Others, such as the UK, often assume the contained use route. The Health and Safety Executive (HSE) is the GMO authority in the UK and does not require additional approval for a Class 1 (no or negligible risk6) contained-use product, though trial sites need an HSE permit to certify that they have the right procedures in place for handling and managing such products. Additionally, rather than having a single standard ethics committee review process, the UK currently has four specialized ECs known as the Gene Therapy Advisory Committee (GTAC), which grants ethical approval for gene therapy clinical trials.
 
Individual sites must also secure approval from the Gene Therapy Modification Safety Committee (GMSC), which reviews gene therapy trial protocols and assesses the risks associated with the IMP. Adding to the UK regulatory mix is the Clinical Trials, Biologicals and Vaccines Expert Advisory Group (CTBVEAG), a division of the Medicines and Healthcare products Regulatory Agency (MHRA) that oversees biologics and gene therapy products, and which may require additional meetings to discuss challenging or complex trials, such as first-in-human trials for CAR-T cell products or other novel therapies.
 
But to further appreciate the complexity of the EU regulatory landscape for gene therapy clinical trials, look no further than Poland, which requires prior GMO authority approval before a sponsor can submit the clinical trial application for standard competent authority and ethics committee review, which are done in parallel. Moreover, GMO authority approval in Poland is a two-step process. The first step is a site permit that allows sites to work with a certain class of products (i.e., those with no/negligible or low risk4). The second step is a study-specific GMO authority approval, which can only take place once all the sites have appropriate permits. That places a premium on-site selection; if a sponsor chooses sites that already have permits in hand, it can accelerate the study start-up process.
 
Harmonization on the EU horizon
The forthcoming EU Regulation 536/2014, which is expected to be implemented by early 2022, will institute a harmonized electronic submission process for both competent authority and ethics committee review and approval in all EU member states. That should obviate the need for prior GMO approval in countries like Poland. However, GMO authorities will not be subject to the new regulation, meaning that the thicket of additional approvals and processes will likely remain in place for gene therapy clinical trial applications. Sponsors will need to submit critical documents, including Environmental Risk Assessment reports, the Summary Notification Information Format Form for environmental release, and the Common Application Form for viral vector-based therapies.
 
Information within these documents often will go straight into an EU public registry for clinical trial applications involving environmental release. There may also be a need for additional import and export licenses for biological samples. Suffice it to say that the new regulation will heighten the need for transparency, awareness, and data-sharing between sponsors, regulators, and trial sites.
 
The way gene therapy clinical trials are regulated has come a long way in just a few short years. Nevertheless, even as U.S. and UK/EU guidances continue to evolve to meet the needs of industry and society, the regulatory framework remains slightly behind the gene therapy research community in terms of advancing innovation. It remains to be seen whether the recent FDA guidances and the coming EU harmonization regulations will enable the regulators to catch up with the researchers, but one thing is certain: the rapidly changing regulatory matrix will continue to present hurdles to gene therapy trial approval and start-up. Those trial sponsors that are vigilant and transparent about tracking and complying with the evolving regulatory strictures will be the ones that successfully negotiate those hurdles.
 
References
1. U.S. Food and Drug Administration. Cellular & Gene Therapy Guidances. Available at: https://www.fda.gov/vaccines-blood-biologics/biologics-guidances/cellular-gene-therapy-guidances. [Accessed 2021 April 12]

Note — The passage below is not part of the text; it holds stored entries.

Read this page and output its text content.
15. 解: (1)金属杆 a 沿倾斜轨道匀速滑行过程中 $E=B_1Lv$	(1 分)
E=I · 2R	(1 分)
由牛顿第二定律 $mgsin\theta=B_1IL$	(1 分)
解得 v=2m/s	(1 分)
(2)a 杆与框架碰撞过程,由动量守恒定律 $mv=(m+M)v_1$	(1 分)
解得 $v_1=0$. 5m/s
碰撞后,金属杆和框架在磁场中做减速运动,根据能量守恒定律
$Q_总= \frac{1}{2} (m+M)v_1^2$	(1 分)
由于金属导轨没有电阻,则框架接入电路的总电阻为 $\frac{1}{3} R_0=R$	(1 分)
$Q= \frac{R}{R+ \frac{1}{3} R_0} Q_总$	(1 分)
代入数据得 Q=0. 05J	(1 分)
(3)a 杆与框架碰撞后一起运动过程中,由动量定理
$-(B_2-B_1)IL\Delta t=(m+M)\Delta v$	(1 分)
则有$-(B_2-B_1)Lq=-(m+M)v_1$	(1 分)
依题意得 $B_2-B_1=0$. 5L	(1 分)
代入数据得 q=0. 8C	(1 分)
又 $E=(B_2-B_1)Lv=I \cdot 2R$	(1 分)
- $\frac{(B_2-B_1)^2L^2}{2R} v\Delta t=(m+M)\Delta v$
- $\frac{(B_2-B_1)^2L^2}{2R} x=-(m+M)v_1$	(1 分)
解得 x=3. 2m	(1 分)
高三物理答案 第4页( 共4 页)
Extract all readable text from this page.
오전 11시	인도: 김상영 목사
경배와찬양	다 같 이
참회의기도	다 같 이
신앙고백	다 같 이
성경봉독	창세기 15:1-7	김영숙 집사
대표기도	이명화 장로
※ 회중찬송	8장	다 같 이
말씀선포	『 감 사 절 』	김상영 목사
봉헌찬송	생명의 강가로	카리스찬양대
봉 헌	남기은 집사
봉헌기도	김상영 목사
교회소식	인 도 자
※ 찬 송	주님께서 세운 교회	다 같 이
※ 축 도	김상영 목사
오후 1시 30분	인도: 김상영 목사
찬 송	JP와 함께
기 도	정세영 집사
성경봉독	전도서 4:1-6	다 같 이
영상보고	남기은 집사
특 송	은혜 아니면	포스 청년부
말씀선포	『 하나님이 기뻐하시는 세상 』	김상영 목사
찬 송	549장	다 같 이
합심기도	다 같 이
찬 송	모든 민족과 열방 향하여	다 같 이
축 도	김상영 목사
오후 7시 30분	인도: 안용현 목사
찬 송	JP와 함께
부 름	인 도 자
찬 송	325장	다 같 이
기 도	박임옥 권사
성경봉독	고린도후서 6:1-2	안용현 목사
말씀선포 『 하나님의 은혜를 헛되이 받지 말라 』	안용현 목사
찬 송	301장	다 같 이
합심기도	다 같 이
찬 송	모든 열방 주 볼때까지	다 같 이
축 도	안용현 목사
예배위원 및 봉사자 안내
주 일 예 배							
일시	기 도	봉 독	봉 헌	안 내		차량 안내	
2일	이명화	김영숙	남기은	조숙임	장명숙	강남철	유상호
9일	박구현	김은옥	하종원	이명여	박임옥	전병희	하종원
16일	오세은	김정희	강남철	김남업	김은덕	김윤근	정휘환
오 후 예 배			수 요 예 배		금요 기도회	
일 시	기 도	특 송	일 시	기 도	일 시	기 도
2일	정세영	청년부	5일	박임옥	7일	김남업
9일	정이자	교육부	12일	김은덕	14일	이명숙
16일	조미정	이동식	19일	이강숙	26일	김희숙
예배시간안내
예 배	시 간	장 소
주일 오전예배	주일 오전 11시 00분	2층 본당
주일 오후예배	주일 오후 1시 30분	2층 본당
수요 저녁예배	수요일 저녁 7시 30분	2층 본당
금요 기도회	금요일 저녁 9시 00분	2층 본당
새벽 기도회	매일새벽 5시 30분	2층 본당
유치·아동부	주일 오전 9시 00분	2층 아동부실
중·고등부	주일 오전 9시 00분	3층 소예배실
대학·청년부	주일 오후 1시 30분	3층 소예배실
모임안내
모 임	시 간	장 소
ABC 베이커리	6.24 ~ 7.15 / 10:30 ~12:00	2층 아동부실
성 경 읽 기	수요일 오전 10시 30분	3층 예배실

2. National Institutes of Health. NIH Guidelines for Research Involving Recombinant or Synthetic Nucleic Acid Molecules (NIH Guidelines), April 2019. Available at: https://osp.od.nih.gov/wp-content/uploads/NIH_Guidelines.pdf. [Accessed 2021 April 12]
3. U.S. Food and Drug Administration. New Drug Therapy Approvals 2020. Available at: https://www.fda.gov/drugs/new-drugs-fda-cders-new-molecular-entities-and-new-therapeutic-biological-products/new-drug-therapy-approvals-2020. [Accessed 2021 April 12]
4. Directive 2009/41/EC of the European Parliament and of the Council of 6 May 2009 on the contained use of genetically modified micro-organisms (recast); 2009. Available at: https://eur-lex.europa.eu/legal-content/EN/TXT/HTML/?uri=CELEX:32009L0041&from=EN. [Accessed 2021 April 12]
5. Directive 2001/18/EC of the European Parliament and of the Council of 12 March 2001 on the deliberate release into the environment of genetically modified organisms and repealing Council Directive 90/220/EEC – Commission Declaration; 2001. Available at: https://eur-lex.europa.eu/eli/dir/2001/18/oj. [Accessed 2021 April 12]
6. Health and Safety Executive. The Genetically Modified Organisms (Contained Use) Regulations 2014. Available at: hse.gov.uk/pubns/priced/l29.pdf. [Accessed 2021 April 13]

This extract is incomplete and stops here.